International Buddhist College
- Motto: Bahunam Vata Atthaya
- Motto in English: For the Good of the Many
- Type: Private
- Established: 2005
- Affiliations: Buddhist
- Rector: Dr. Charles Willemen
- Location: Songkhla, Thailand 6°46′58″N 100°23′45″E﻿ / ﻿6.782791°N 100.395857°E
- Website: https://www.ibc.ac.th

= International Buddhist College =

Buddhist institution of higher education

International Buddhist College (IBC) (Thai: วิทยาลัยพุทธศาสนานานาชาติ) is an inter-sectarian Buddhist higher education institute in Sadao District, Songkhla Province, Thailand.

Described by The Chronicle of Higher Education as a "rare combination of secular academics and monastic life," the International Buddhist College currently offers three B.A. programs: Buddhist philosophy, Buddhist historical and cultural studies, and Pali and Sanskrit languages and literature to both laypersons and monastic students from all three of the major traditions of Buddhism: Theravada, Mahayana, and Vajrayana. At the post-graduate level, it has certificate, M.A., and Ph.D. programs in Buddhist studies and an M.A. in early childhood education.
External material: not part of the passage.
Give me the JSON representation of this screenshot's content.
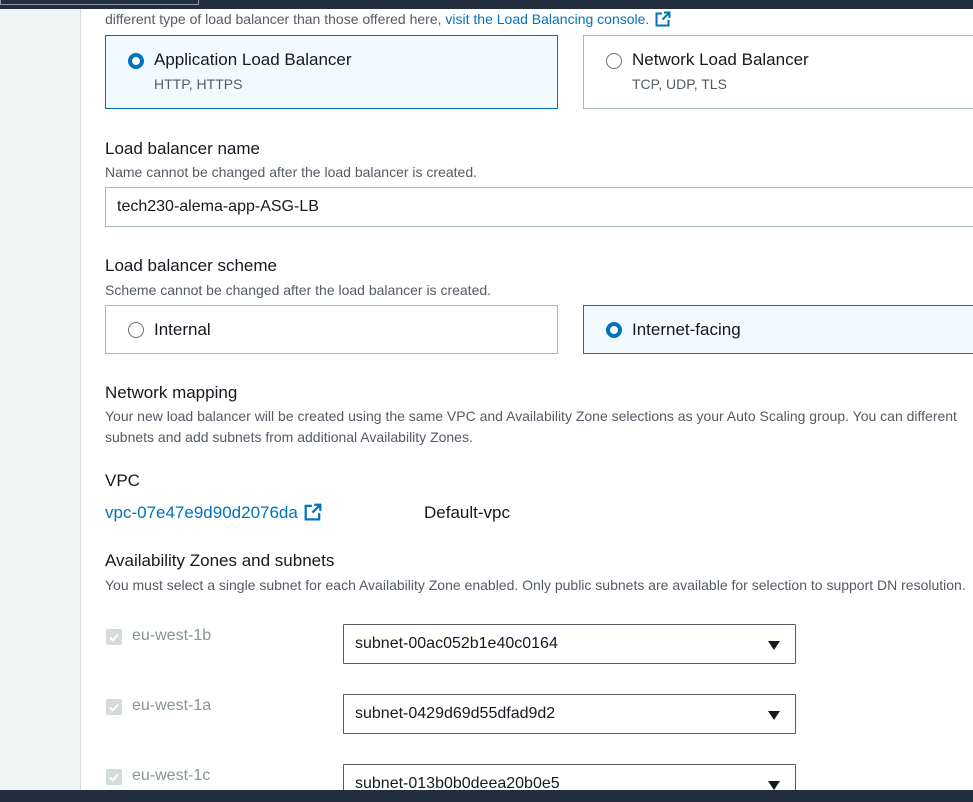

Some programs are available via distance learning At all levels of instruction, classes are offered in both English and Chinese.

The International Buddhist College is a member of a global network of Buddhist Studies programs that includes the University of Hong Kong, the University of British Columbia, the University of Toronto, and Stanford University, and is supported in part by The Robert H. N. Ho Family Foundation.